We were wrong: several minutes ago when we documented the collapse in the Gallup Economic confidence, we said that “we look forward to the UMich confidence report to beat expectations when it is released in just a few minutes.” Moments ago the official print came out and it was not pretty: sliding from 91 to 89.7, not only did the print miss expectations of a rebound to 92.0, but was the lowest print since September 2015, as well as the fourth consecutive drop.

The reason for the drop? Consumers reported a slowdown in expected wage gains, weakening inflation-adjusted income expectations, and growing concerns that slowing economic growth would reduce the pace of job creation.

And as UMich calculates, “the data now indicate that inflation-adjusted personal consumption expenditures will grow by 2.5% in 2016.” Hardly a glowing endorsement of the 2.7% quarterly GDP growth needed to hit the Fed’s optimistic forecast.

This is what the report said:

Consumer confidence continued its slow overall decline in early April, marking the fourth consecutive monthly decline. To be sure, the sizes of the recent losses have been quite small, with the Sentiment Index falling just 2.9 Index-points since December 2015, although it was down 6.2 Index-points from a year ago and 8.4 points below the peak in January 2015. None of these declines indicate an impending recession, although concerns have risen about the resilience of consumers in the months ahead.

 

Consumers reported a slowdown in expected wage gains, weakening inflation-adjusted income expectations, and growing concerns that slowing economic growth would reduce the pace of job creation.

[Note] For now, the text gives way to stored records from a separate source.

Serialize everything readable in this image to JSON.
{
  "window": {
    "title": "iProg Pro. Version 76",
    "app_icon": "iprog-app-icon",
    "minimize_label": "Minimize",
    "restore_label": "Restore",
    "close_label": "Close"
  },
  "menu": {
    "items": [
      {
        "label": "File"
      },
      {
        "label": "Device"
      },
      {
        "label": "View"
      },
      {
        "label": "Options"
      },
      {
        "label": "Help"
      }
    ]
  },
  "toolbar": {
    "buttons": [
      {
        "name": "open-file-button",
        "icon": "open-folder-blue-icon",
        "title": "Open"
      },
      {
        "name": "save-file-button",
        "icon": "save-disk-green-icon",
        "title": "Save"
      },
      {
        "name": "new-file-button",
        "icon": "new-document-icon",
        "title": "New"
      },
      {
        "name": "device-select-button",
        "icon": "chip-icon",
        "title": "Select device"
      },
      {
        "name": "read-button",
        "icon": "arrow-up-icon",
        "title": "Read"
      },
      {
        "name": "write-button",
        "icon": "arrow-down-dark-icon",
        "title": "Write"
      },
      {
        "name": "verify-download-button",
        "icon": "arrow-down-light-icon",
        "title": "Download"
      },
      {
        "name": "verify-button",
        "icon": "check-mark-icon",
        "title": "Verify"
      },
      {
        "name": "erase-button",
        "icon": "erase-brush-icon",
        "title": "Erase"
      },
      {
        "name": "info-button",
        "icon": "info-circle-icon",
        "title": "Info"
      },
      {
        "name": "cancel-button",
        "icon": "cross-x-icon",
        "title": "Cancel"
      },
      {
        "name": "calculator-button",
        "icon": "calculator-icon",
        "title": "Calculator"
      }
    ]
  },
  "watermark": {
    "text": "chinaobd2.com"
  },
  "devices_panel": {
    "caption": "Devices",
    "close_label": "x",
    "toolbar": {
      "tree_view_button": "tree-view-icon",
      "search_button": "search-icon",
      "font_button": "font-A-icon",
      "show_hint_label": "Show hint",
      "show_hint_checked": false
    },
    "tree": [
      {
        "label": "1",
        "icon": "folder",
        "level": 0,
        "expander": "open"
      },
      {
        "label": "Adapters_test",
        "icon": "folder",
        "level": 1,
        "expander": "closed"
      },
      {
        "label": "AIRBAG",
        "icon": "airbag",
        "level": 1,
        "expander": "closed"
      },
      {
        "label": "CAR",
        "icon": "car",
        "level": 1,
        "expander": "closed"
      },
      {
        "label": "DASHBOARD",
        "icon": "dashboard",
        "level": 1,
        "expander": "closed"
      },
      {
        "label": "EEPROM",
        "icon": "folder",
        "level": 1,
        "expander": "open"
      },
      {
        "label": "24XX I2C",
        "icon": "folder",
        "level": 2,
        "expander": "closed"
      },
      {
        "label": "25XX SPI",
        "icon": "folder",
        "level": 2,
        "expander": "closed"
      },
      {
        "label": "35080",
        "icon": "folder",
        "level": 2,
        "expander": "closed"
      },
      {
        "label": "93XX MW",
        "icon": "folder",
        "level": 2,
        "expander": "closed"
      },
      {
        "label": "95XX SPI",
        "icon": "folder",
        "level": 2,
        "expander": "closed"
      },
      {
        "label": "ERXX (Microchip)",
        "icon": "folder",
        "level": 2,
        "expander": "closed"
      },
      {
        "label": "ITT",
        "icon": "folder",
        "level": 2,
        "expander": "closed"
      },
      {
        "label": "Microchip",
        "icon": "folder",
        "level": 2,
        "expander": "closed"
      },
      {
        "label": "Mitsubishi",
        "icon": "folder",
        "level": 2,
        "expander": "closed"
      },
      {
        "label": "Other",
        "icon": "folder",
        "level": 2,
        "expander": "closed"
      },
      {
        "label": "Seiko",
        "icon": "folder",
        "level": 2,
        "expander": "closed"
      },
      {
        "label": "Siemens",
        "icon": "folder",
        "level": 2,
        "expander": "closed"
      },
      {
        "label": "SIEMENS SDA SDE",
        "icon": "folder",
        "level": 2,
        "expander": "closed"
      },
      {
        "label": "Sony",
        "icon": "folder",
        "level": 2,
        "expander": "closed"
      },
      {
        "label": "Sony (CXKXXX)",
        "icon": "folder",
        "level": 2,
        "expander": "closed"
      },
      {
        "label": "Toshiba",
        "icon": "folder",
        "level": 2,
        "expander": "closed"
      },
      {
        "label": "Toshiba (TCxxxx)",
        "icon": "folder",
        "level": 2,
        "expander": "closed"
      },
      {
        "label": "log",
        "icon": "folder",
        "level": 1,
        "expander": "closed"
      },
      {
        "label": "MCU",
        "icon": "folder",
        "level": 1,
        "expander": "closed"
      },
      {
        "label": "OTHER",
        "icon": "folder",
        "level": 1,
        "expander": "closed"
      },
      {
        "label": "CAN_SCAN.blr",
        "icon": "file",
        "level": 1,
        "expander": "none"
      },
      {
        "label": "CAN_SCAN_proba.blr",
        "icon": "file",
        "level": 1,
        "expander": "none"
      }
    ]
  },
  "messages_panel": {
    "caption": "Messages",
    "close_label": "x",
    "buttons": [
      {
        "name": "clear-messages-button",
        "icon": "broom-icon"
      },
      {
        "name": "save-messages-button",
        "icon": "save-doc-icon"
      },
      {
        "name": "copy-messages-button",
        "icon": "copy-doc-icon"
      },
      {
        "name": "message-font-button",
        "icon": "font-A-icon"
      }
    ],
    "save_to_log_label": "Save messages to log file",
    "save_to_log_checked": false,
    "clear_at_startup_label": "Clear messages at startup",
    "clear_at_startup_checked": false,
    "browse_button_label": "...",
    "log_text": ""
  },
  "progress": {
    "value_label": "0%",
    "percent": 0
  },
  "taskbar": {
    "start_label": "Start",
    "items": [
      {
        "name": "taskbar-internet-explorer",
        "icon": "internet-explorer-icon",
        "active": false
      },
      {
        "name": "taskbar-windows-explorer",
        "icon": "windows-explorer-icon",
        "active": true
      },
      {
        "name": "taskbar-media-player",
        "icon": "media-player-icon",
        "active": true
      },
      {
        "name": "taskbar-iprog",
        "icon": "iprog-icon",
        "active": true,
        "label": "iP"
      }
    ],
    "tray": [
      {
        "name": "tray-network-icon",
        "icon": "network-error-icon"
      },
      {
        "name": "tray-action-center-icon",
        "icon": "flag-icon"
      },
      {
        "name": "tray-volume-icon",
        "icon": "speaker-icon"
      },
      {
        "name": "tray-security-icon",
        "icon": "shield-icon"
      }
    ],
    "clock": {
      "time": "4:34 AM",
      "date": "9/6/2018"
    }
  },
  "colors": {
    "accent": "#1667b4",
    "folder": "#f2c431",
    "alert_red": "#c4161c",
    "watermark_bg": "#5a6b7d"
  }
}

These apprehensions should ease as the economy rebounds from its dismal start in the first quarter of 2016. Overall, the data now indicate that inflation-adjusted personal consumption expenditures will grow by 2.5% in 2016.

Add to this the concern about rising gas prices that was voiced by Gallup and suddenly you have a very troubling picture of the US economy.

But perhaps most troubling for the Fed is that while 1 year inflation expectations remained unchanged at 2.7%, the 5 year forward forecast dropped from 2.7% to 2.5%, implying that whatever the Fed is doing to boost expectations of rising prices is not working.